Davalı temsil kayyımı, cevap dilekçesinde özetle; Ticari Sicil Gazetelerinde görüleceği üzere davacı ... Kürün"ün şirket ortaklığını noter kanalı ile aldığını, bu çerçevede HMK"nın 204. maddesine göre noter senetlerinin sahteliği ispat edilmedikçe kesin delil niteliğinde olduğunu, davacının noter senedinin sahteliği konusunda bir iddia ve delilinin bulunmaması ve noter senedinin kesin delil niteliği dikkate alındığında açılan davanın yersiz olduğunu savunarak davanın reddine karar verilmesini istemiştir.

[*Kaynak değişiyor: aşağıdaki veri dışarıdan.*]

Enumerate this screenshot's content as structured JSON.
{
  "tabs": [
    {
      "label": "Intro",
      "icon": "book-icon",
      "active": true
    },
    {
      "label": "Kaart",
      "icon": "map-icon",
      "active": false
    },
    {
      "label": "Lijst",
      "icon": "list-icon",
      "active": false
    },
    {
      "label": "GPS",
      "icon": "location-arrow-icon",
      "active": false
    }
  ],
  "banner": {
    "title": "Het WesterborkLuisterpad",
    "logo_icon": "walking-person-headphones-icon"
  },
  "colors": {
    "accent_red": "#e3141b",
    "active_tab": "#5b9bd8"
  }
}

İlk Derece Mahkemesince, davalı şirkete ait sicil kayıtları asıllarının yangın nedeni ile Ticari Sicil Müdürlüğü"nden temin edilemediği, davacının davalı şirketin bir kısım hissesinin kendisine devrine ilişkin noterlik belgesi yönünden dava dilekçesinde sigorta işlemleri için olduğuna inanarak noterde imza attığını ileri sürdüğü, davacının isticvap beyanınında dava dilekçesindeki bu beyanını teyit ettiği, bu kapsamda hisse devir sözleşmesindeki imzaya bir itirazın söz konusu olmadığı, davacı iradesinin fesada uğratıldığı iddia edilmekle bu yönde dosya kapsamına herhangi bir delil sunulmadığı, davacının iradesi sakatlanarak şirkete ortak yapıldığı iddiası kapsamında bir ceza soruşturması veyahut bu yönde şikayet başvurusunda bulunulmadığının anlaşıldığı, davacı hakkında açılmış olan ceza davalarının celb olunan örneklerinin tetkikinde davacının iradesinin fesata uğratılarak şirket ortağı ve yetkilisi yapıldığına yönelik maddi bir belirlemenin söz konusu olmadığı gerekçesiyle, kanıtlanamayan davanın reddine karar verilmiştir.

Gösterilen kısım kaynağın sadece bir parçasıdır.